Эфрос: «Плохо себя чувствую, сердце болит… Да я еще из Парижа… такая разница, просто убивает… Там все веселые, радостные… приветливые. Тут все злые, очереди за мясом… Черт знает, всю жизнь работаешь, работаешь, чего ради… Кому это нужно, что мы здесь?!»
Он ругал Дупака за Куйбышев. Так вот в Куйбышеве мы действительно были нужны, а здесь…
Заканчивается спектакль, много русских в зале. Ужасное количество грязи в спектакле, почему Эфрос не репетирует, хотя бы по мизансценам, по свету, черт-те что творится…
Вчера был на вечере-открытии недели фильмов с участием
В.Высоцкого. Родители сидели в зале. Читал «Этюд». Отвечал на записки. Вопрос: «Кого из современных поэтов вы можете поставить рядом с Высоцким?»
— На это ответит время. Одно могу сказать определенно, что те изменения, события, которые происходят сейчас в нашем обществе, в нашей стране, во многом подготовило творчество Высоцкого, он, как никто из поэтов, повлиял на сознание народа и пр., пр.
Потом в театре смотрели документальный фильм «Соло трубы», посвященный Леве Федотову, гениальному мальчику — прототипу Антона Овчинникова из «Дома на набережной».

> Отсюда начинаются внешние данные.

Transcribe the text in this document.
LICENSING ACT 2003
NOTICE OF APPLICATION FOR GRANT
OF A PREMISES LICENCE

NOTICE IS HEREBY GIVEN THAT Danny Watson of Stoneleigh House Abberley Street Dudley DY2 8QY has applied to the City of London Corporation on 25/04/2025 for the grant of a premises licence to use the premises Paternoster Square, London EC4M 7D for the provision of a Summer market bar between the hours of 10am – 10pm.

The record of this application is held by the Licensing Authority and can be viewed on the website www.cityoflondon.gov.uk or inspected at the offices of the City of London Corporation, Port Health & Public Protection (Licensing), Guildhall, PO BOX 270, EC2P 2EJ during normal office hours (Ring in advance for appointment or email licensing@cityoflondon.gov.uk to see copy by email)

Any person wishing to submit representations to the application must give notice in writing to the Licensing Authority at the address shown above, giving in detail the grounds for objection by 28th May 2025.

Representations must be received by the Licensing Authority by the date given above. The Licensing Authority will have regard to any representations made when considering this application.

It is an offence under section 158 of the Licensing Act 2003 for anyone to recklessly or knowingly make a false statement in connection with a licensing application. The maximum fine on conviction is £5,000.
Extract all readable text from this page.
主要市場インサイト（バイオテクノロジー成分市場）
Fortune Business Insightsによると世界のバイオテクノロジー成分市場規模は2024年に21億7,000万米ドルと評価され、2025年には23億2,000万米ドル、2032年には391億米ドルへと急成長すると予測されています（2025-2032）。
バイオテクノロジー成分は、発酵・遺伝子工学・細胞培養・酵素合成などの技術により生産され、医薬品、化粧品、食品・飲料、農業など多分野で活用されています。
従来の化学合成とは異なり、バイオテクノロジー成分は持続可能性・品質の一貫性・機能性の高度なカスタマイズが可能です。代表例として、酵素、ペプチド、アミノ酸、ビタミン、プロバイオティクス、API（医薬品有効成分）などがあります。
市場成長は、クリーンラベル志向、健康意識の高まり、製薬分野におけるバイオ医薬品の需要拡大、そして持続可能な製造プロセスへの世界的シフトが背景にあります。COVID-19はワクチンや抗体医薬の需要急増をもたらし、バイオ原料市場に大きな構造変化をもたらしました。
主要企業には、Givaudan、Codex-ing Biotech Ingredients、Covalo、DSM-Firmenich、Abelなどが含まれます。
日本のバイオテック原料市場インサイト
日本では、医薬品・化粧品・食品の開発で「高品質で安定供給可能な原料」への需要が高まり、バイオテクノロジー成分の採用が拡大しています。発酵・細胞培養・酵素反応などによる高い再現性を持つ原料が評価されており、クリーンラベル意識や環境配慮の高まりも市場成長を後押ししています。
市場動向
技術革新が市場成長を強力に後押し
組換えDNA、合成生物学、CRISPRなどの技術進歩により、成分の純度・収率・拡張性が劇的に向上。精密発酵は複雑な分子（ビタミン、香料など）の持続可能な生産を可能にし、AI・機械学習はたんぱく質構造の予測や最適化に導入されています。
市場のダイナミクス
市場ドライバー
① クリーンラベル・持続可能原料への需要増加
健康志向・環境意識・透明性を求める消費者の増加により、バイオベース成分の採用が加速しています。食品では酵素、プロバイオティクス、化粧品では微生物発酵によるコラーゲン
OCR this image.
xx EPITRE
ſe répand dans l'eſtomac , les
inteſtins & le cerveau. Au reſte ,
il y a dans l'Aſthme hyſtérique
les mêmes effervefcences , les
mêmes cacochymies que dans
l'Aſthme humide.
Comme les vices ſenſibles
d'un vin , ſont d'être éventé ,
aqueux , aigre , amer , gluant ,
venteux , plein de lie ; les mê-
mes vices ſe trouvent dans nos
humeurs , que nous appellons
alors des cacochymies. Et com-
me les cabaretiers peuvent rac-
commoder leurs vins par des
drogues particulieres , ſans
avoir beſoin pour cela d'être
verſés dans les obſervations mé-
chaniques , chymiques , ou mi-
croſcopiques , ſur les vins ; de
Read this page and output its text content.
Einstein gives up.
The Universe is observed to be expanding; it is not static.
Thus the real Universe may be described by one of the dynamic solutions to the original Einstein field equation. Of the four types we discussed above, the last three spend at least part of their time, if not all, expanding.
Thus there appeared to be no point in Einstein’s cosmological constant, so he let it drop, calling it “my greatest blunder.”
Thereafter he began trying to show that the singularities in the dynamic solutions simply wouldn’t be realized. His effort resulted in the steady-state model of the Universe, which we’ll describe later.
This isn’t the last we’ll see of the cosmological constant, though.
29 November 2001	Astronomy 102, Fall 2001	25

Любимов, рассказал Стернин[248]
, говорит, что назад не собирается, что хорошие концы бывают только в сказках и пусть его оставят в покое. «Я не уезжал, меня выдворили и пр.». Состряпал себе легенду, ею живет. Упорные ходят слухи, что с Катькой он развелся и будто нашла она себе молодого уже. А возвращаться без жены и сына (ведь это же ежу понятно, что она бросила его, дососав и высосав, а не он их) — это же еще дополнительный позор какой и доказательство краха, опричь того, что надо же чего-то и говорить, и объяснять, а сколько будут лезть в душу, сочувствовать и сопливиться?! И это вытерпеть гораздо сложней, чем политические разговоры и пр.Событие необычайной важности, совершенно феноменальное и для меня неожиданное, непредугаданное: Демидова получила через оказию письмо от Любимова. Тезисы: «Дорогая Алла… Знаю о ваших походах… Возвращаться на родное пепелище больно… Вспоминается А.Т.Твардовский у своей деревенской избы, от которой осталась одна труба печная… Знал ли он, что и журнал отнимут… Как вы представляете мое возвращение… Кому писать и в каких выражениях? А если возвращаться, то только на старую сцену, там, как говорится, и стены помогают… Очень скучаю… Можем ли мы восстановить наши лучшие работы… Кто хочет со мной работать… Помните: я получил официальное разрещёние на лечение… Перед смертью Ю.В.Андропов разрешил мне вернуться и начать работать, а Черненко лишил меня гражданства… Обними всех, кто помнит».
Еще он упоминает о том, что у него контракты подписаны и он их должен обязательно выполнить. 8.XI.86 — Лондон.
Все это настолько ошеломительно, что не знаешь, что и думать. Это человеческий документ потрясающей силы. Господи! Пошли ему здоровья и счастливого возвращения.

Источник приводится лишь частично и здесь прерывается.